The biggest problem is named objects that are legacy D&D - spells, magic items and monsters that Wizards could assert a copyright interest in. There are lots of such things in D&D that are derived from the public domain and that stuff is OK for us to use - but we have to decide what that is. Wizards isn't going to tell us. So we err perhaps on the side of caution - Wizards is a big company and they could afford to ties us in knots with litigation if they wished. We want to avoid the appearance of infringing their copyrights.

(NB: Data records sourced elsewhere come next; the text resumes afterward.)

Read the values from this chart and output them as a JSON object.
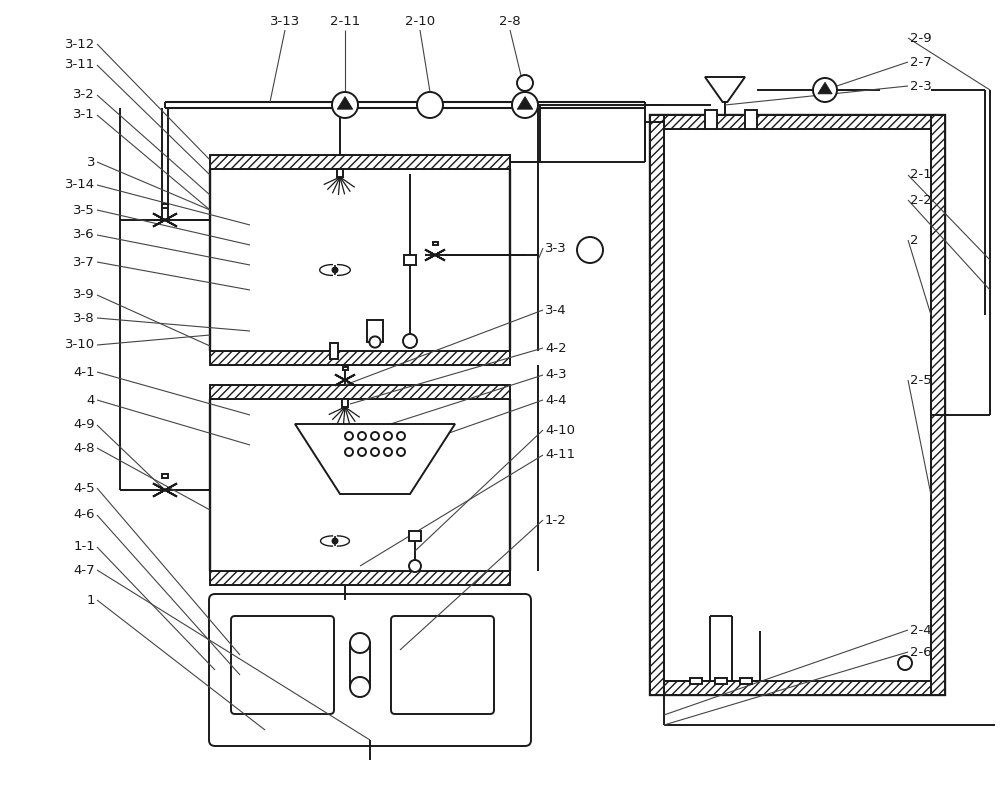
{
  "bg_color": "#ffffff",
  "line_color": "#1a1a1a",
  "fig_width": 10.0,
  "fig_height": 7.85
}
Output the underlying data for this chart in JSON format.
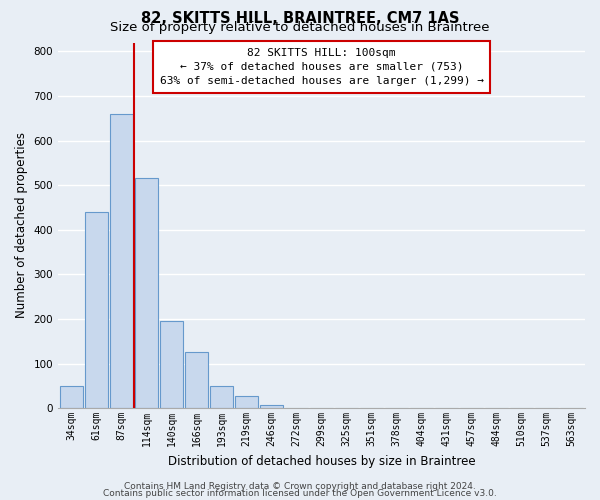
{
  "title": "82, SKITTS HILL, BRAINTREE, CM7 1AS",
  "subtitle": "Size of property relative to detached houses in Braintree",
  "xlabel": "Distribution of detached houses by size in Braintree",
  "ylabel": "Number of detached properties",
  "bar_labels": [
    "34sqm",
    "61sqm",
    "87sqm",
    "114sqm",
    "140sqm",
    "166sqm",
    "193sqm",
    "219sqm",
    "246sqm",
    "272sqm",
    "299sqm",
    "325sqm",
    "351sqm",
    "378sqm",
    "404sqm",
    "431sqm",
    "457sqm",
    "484sqm",
    "510sqm",
    "537sqm",
    "563sqm"
  ],
  "bar_values": [
    50,
    440,
    660,
    515,
    195,
    127,
    50,
    27,
    8,
    0,
    0,
    0,
    0,
    0,
    0,
    0,
    0,
    0,
    0,
    0,
    0
  ],
  "bar_color": "#c8d8ed",
  "bar_edgecolor": "#6699cc",
  "vline_x_index": 2.5,
  "vline_color": "#cc0000",
  "ylim": [
    0,
    820
  ],
  "yticks": [
    0,
    100,
    200,
    300,
    400,
    500,
    600,
    700,
    800
  ],
  "annotation_line1": "82 SKITTS HILL: 100sqm",
  "annotation_line2": "← 37% of detached houses are smaller (753)",
  "annotation_line3": "63% of semi-detached houses are larger (1,299) →",
  "annotation_box_color": "#ffffff",
  "annotation_box_edgecolor": "#cc0000",
  "footer_line1": "Contains HM Land Registry data © Crown copyright and database right 2024.",
  "footer_line2": "Contains public sector information licensed under the Open Government Licence v3.0.",
  "background_color": "#e8eef5",
  "plot_bg_color": "#e8eef5",
  "grid_color": "#ffffff",
  "title_fontsize": 10.5,
  "subtitle_fontsize": 9.5,
  "ylabel_fontsize": 8.5,
  "xlabel_fontsize": 8.5,
  "tick_fontsize": 7,
  "annotation_fontsize": 8,
  "footer_fontsize": 6.5
}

The second biggest problem is in the description of game mechanics. Game mechanics by themselves cannot be copyright. However, the game mechanics of a roleplaying game are not like the game mechanics of chess or poker. They embody a large amount of material that is likely copyright. Deciding what parts of the game mechanics are thus "safe" to use, and what part could potentially trigger a lawsuit is again a gray area where we have to decide. And we apply the same rule of thumb as before - we want to avoid the appearance of infringement.
Since Lisa and I worked at Wizards on Dungeons & Dragons and were deeply enmeshed in the decisions about how to create the OGL and what material to license with the OGL, I think we're uniquely qualified to have opinions about where those gray areas lie.
I'm comfortable with using things like the good/evil & law/chaos alignment matrix, and hit points and armor class, and various tests that mechanically work like a saving throw or a skill check, and other such low-level mechanics. That's the stuff I'm pretty confident cannot be copyright. I'm much less comfortable with enumerating the specific list of features a character gets for taking levels in specific classes, for example. So we built a game system that has a completely different mechanic for assigning abilities to characters that works nothing like D&D.
We are also going to use a real-time combat mechanic. Much of the combat system in D&D and Pathfinder is defined by the fact that it is not conducted in real-time. Since we are using real-time, we will therefore have a very different combat engine than D&D or Pathfinder tabletop, and thus we avoid another large area of rules that could entangle us in the question of infringement.
And of course the economic system including harvesting, crafting, and retailing in the MMO will be wildly different than that in the tabletop realm. The D&D and Pathfinder "economics" are a thin veneer of hand waving designed to obfuscate the fact that there's no rational market economy underneath them; they're set dressing for heroic adventuring power management, not a way to determine what the market price for a +2 flaming longsword should be in any given locale. The MMO economics absolutely will be.